The band’s eclectic mixtures of unpasteurized juice were far more popular than the band’s music and, by 1993, Steltenpohl and his partners took Odwalla public.
Accidental success met accidental fall in 1996, the year Odwalla hit its peak sales of $59 million. An E. coli outbreak traced to Odwalla’s raw apple juice sickened dozens and killed a child in Colorado. Federal criminal charges, fines, lawsuit settlements and a precipitous drop in sales left the company so short of cash it wound up controlled by new investors who eventually sold the brand to Coca-Cola.
Steltenpohl tried his hand at several other businesses before getting a call from Berne Evans, the head of Sun Pacific packing, who had helped pioneer easy-peeling mandarins — trademarked Cuties.
Steltenpohl blanches at the idea that he has some knack for catching food preference waves just as they crest — with Odwalla, then with almond milk, and now with a line of almond-based cold brew coffee drinks.
“It sounds like that,” he admitted with a laugh. “But you figure I’ve been doing it for 37 years. You could say I hit the waves, but there’s a lot of paddling in there.”
“It’s not always the important thing to be the first,” Steltenpohl said. “I think it’s more important to solve a number of other problems.… The way we talk about it is: something different, something better — that’s kind of the hurdle we have to pass internally. If we can’t answer to ourselves why is it different, why is it better, how does it move the bar higher, then why are we doing it?”
Too bad you didn’t apply that to juice business.

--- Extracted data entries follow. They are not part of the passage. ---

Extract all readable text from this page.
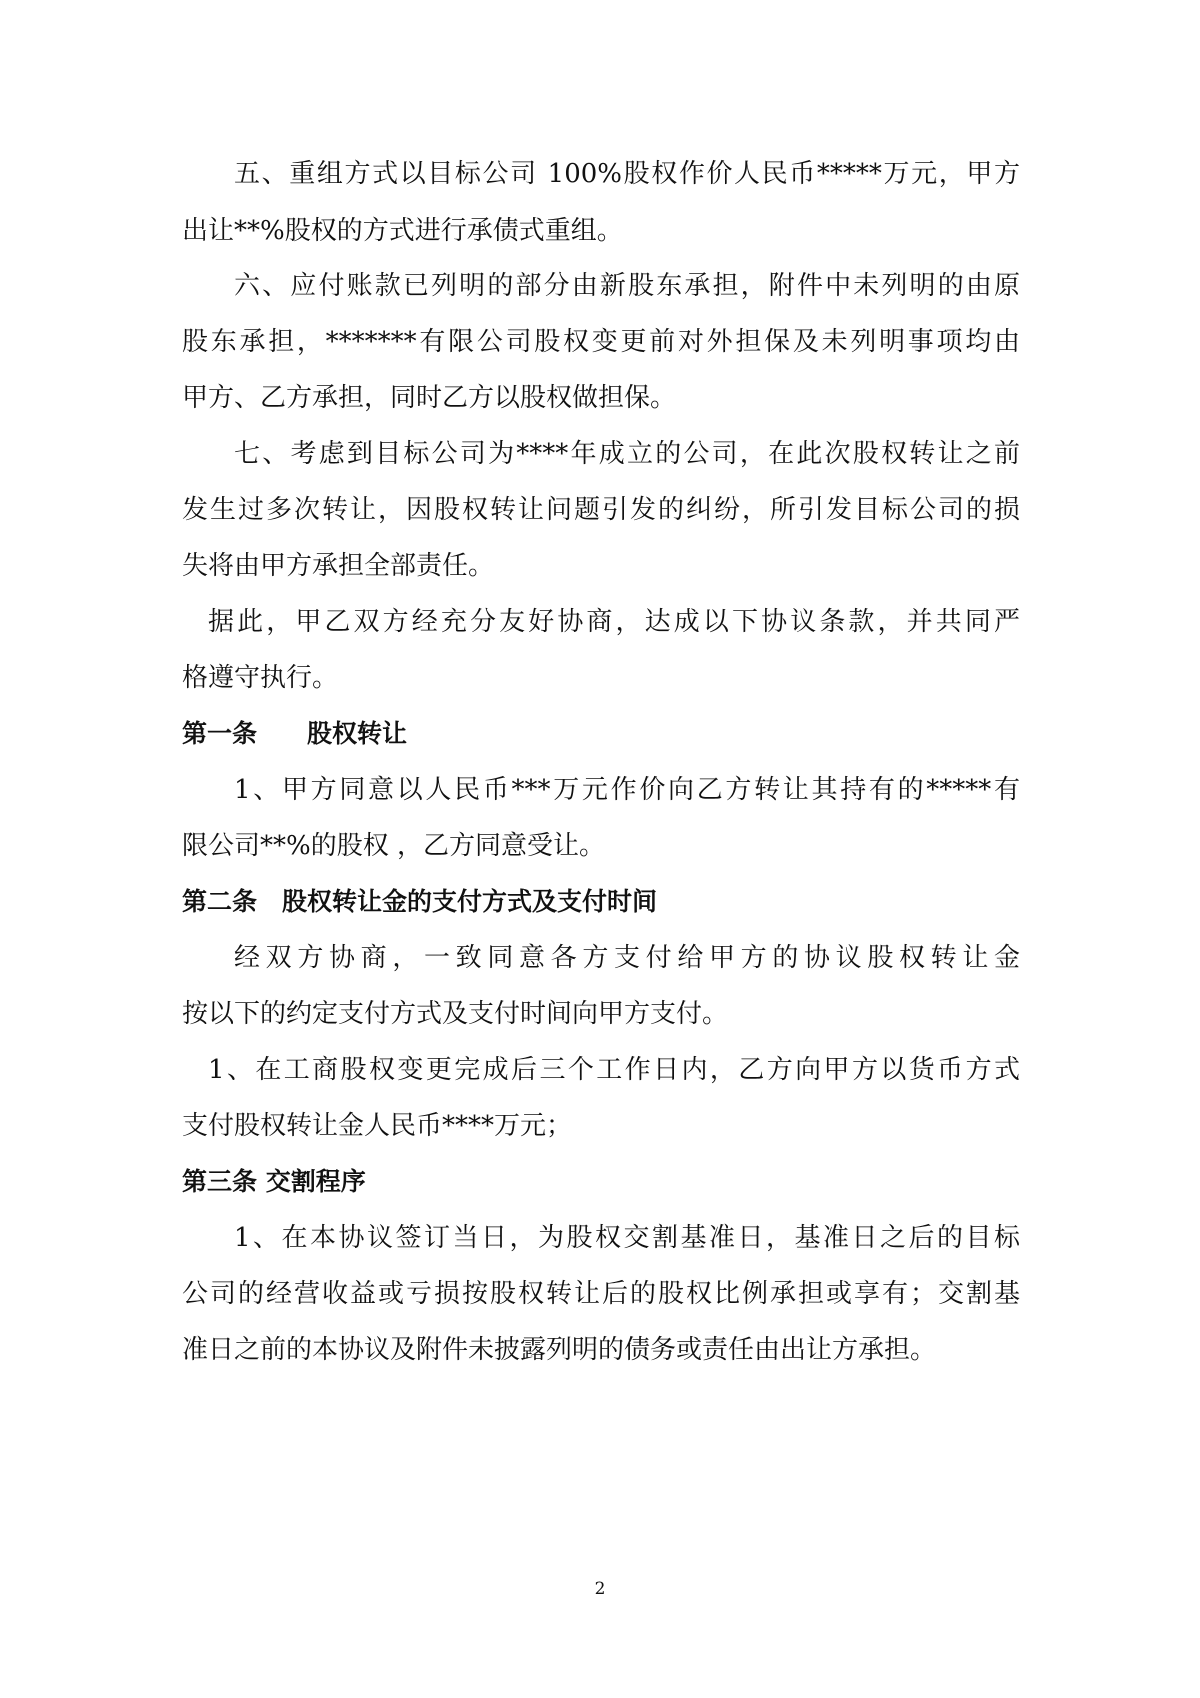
五、重组方式以目标公司 100%股权作价人民币*****万元，甲方
出让**%股权的方式进行承债式重组。
六、应付账款已列明的部分由新股东承担，附件中未列明的由原
股东承担，*******有限公司股权变更前对外担保及未列明事项均由
甲方、乙方承担，同时乙方以股权做担保。
七、考虑到目标公司为****年成立的公司，在此次股权转让之前
发生过多次转让，因股权转让问题引发的纠纷，所引发目标公司的损
失将由甲方承担全部责任。
据此，甲乙双方经充分友好协商，达成以下协议条款，并共同严
格遵守执行。
第一条　　股权转让
1、甲方同意以人民币***万元作价向乙方转让其持有的*****有
限公司**%的股权 ，乙方同意受让。
第二条　股权转让金的支付方式及支付时间
经双方协商，一致同意各方支付给甲方的协议股权转让金
按以下的约定支付方式及支付时间向甲方支付。
1、在工商股权变更完成后三个工作日内，乙方向甲方以货币方式
支付股权转让金人民币****万元；
第三条 交割程序
1、在本协议签订当日，为股权交割基准日，基准日之后的目标
公司的经营收益或亏损按股权转让后的股权比例承担或享有；交割基
准日之前的本协议及附件未披露列明的债务或责任由出让方承担。
2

In late Oct. 1996, an outbreak of Escherichia coli O157:H7 was traced to juice containing unpasteurized apple cider manufactured by Odwalla in the northwest U.S.Sixty-four people were sickened and a 16-month-old died from E. coli O157:H7. During subsequent grand jury testimony, it was revealed that while Odwalla had written contracts with suppliers to only provide apples picked from trees rather than drops – those that had fallen to the ground and would be more likely to be contaminated with feces, in this case, deer feces — the company never verified if suppliers were actually doing what they said they were doing. Earlier in 1996, Odwalla had sought to supply the U.S. Army with juice. An Aug. 6, 1996 letter from the Army to Odwalla stated, “we determined that your plant sanitation program does not adequately assure product wholesomeness for military consumers. This lack of assurance prevents approval of your establishment as a source of supply for the Armed Forces at this time.”